Publicado em o O Estado de São Paulo, 19/01/2010.
O desemprego dos ricos.
Quando olhamos para as taxas nacionais de desemprego, nós pesquisadores fotografamos a floresta e não as árvores. Os jornalistas, ao contrário, começam sempre por descrever as dificuldades de personagens reais para, depois, apresentar uma visão global. As duas visões se completam. Mas, sem dúvida, a descrição das árvores reflete melhor os dramas humanos decorrentes da falta de emprego.
Tenho lido vários relatos de jornalistas sobre o assunto. Os danos do desemprego são sempre mais graves entre os mais pobres. Mas, é desoladora a descrição do sofrimento dos desempregados nos países ricos.
Nos Estados Unidos, o número dos que perderam o emprego, o cartão de crédito e a própria casa é colossal. As conseqüências dessa combinação de infortúnios têm sido devastadoras. Em Nova Iorque os desempregados, que não têm onde dormir, estão passando as noites frias nos vagões dos metrôs e dos trens em repetidas viagens de ida e volta. É o chamado "hotel ambulante". Outros, disputam as cadeiras das salas de espera dos serviços de emergência dos hospitais onde ficam aquecidos até o amanhecer. Durante o dia, recorrem às igrejas e às ONGs para se alimentar.
Para conseguir o apoio do seguro-desemprego ou do programa de auxílio-alimentação - food stamps - é preciso preencher várias condições, o que é raro entre os que trabalham por dia (diaristas), principalmente os imigrantes com status ilegal. Estes perderam a condição de viver nos Estados Unidos e não têm recursos para voltar ao seu país – uma situação desesperadora que envolve adultos, idosos e crianças.
No Japão, a falta de onde morar entre os desempregados levou as autoridades a criar cubículos pouco maiores do que um caixão de defunto para acomodar os destituídos. É o que chamam de "hotéis-cápsula". São caixas de plástico de dois metros de cumprimento, um metro e meio de largura e um metro de altura, empilhadas na forma de beliches, nas quais as pessoas entram agachadas para descansar e, talvez, dormir.
Além de um pequeno colchão e um cobertor fino, os hotéis- cápsulas oferecem uma lâmpada de leitura e uma mini-televisão com fones de ouvido para o som não perturbar o vizinho.
Só em Tóquio, já são mais de 16 mil "aposentos" – há muito mais no interior. O seu uso não é gratuito. Alguns desses hotéis alugam as caixas por dia, mas, a maioria, exige o pagamento de um mês. Por isso, só os "desempregados da elite" e que contam com o apoio do seguro desemprego ou de algum programa assistencial é que podem arcar com essas despesas. É inacreditável que isso aconteça na segunda maior economia do mundo!
O desemprego causa danos materiais, mentais e morais.
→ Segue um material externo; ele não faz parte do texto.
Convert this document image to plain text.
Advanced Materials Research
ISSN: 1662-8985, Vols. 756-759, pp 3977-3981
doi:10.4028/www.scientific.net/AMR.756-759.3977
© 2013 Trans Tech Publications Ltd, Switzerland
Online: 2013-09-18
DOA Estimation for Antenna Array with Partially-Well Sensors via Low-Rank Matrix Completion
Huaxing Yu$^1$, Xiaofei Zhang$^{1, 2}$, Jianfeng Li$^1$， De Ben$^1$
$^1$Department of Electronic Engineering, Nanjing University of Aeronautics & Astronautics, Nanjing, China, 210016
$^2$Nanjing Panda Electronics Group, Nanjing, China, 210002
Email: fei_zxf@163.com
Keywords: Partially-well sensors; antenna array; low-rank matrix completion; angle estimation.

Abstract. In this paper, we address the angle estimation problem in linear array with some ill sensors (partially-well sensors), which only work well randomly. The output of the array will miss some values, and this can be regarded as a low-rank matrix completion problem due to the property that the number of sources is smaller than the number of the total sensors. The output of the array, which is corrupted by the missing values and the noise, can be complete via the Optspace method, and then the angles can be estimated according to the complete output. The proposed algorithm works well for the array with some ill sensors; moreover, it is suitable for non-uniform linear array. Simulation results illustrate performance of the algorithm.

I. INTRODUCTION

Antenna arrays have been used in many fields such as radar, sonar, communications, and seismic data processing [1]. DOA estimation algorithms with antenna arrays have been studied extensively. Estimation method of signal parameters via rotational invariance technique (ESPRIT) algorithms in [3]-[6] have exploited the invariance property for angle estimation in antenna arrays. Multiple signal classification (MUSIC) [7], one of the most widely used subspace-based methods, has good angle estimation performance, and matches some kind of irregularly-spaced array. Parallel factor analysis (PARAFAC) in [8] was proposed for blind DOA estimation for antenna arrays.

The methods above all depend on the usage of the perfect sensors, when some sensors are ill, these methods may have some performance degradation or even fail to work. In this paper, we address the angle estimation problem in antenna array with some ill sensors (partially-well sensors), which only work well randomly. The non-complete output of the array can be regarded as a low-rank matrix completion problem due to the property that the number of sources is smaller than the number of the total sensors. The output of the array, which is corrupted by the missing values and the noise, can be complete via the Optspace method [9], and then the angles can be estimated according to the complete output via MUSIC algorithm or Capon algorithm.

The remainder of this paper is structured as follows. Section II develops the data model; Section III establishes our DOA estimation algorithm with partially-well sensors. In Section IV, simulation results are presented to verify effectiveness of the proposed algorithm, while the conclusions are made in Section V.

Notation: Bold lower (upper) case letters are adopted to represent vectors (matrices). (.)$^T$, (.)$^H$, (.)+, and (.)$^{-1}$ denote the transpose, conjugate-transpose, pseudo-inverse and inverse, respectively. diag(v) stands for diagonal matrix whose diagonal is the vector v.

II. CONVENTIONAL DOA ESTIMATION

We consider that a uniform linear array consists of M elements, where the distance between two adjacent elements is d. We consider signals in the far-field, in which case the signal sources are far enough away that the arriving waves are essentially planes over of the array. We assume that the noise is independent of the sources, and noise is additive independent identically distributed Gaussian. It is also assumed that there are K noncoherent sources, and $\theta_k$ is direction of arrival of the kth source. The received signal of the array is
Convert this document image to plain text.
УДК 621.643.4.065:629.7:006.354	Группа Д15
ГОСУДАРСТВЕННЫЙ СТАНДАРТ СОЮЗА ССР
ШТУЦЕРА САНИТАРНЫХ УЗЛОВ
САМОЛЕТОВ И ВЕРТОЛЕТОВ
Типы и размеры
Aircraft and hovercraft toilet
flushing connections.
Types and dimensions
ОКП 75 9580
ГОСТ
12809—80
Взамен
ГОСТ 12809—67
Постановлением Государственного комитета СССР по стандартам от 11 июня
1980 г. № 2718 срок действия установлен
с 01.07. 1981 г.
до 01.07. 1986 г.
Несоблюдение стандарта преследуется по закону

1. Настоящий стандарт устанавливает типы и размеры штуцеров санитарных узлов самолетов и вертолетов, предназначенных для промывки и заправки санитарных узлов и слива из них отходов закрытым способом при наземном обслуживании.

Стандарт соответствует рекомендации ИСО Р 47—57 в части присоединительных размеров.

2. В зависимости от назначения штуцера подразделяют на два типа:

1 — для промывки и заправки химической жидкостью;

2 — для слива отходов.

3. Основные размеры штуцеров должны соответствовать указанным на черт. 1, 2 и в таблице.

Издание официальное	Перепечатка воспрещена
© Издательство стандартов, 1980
Pesquisas recentes indicam que se elevou muito o número de pessoas atingidas por depressão e ansiedade em decorrência da prolongada desocupação nos países ricos ("Poll reveals trauma of joblessness in U. S., New York Times, 14/12/2009).
À luz dos dados disponíveis, esses danos vão perdurar por um bom tempo. Os frágeis sinais de recuperação da economia dos países ricos não se traduziram até agora na criação de empregos.
Nos Estados Unidos, a taxa de desemprego continua em torno de 10%, sem contar os milhões de americanos que – desalentados – pararam de procurar emprego. São cerca de 16 milhões de pessoas – o dobro do que ocorreu em 2007! Os que permaneceram empregados tiveram seus salários reais diminuídos.
No Japão, a taxa de desemprego ultrapassou os 6%, atingindo cerca de 5,5 milhões de pessoas, o que é assustador em um país que sempre viveu em condições de pleno emprego e muita estabilidade.
Robert Reich, ex-Ministro do Trabalho no governo Clinton e especialista em economia do trabalho, afirma que a taxa de desemprego nos Estados Unidos vai permanecer elevada por muitos anos. Alguns postos de trabalho não voltarão mais, porque migraram em definitivo para o exterior. Outros foram substituídos pelas máquinas. O Bureau of Labor Statistics do Ministério do Trabalho, estima que a situação voltará a um frágil equilíbrio só em 2018.
No Brasil, as perspectivas de curto prazo são boas, embora, reconheçamos, muitos dos nossos desempregados já dormem debaixo de pontes. Mas, precisamos de elevado bom senso para que o quadro atual não piore. Afinal, há dois anos, ninguém poderia imaginar o que está acontecendo nos países ricos.